Imagine a thirteen-year-old boy sitting in his living room doing his homework, plugged into his earphones and watching MTV. “He enjoys the liberties hard won over centuries by the alliance of philosophic genius and political heroism,” notes Allan Bloom, “consecrated by the blood of martyrs; he is provided with comfort and leisure by the most productive economy ever known to mankind; science has penetrated the secrets of nature in order to provide him with the marvelous, lifelike sound and image reproduction he is enjoying. And in what does progress culminate? A pubescent child whose body throbs with orgasmic rhythms; whose feelings are made articulate in hymns to the joys of onanism or the killing of parents; whose ambition is to win fame and wealth in imitating the drag-queen who makes the music. In short, life is made into a nonstop, commercially packaged masturbational fantasy.”

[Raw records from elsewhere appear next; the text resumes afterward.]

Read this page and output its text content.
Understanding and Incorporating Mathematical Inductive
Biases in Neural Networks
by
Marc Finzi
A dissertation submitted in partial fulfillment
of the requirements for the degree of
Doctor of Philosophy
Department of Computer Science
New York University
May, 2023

We evidently cannot control or reverse this, so we simply deny it. We launch plenty of ‘inconclusive studies’ about the effects of sex and violence on television (as if we needed the outside authority of a scientific study to tell us the most obvious truths), we pretend our children will get over it, outgrow it, not have their guts or their souls or their future relationships permanently spoiled by it. 

Anyway, or so we say to comfort ourselves, the schools are teaching them healthy values and it is not the job of parents to inflict their morals on their children.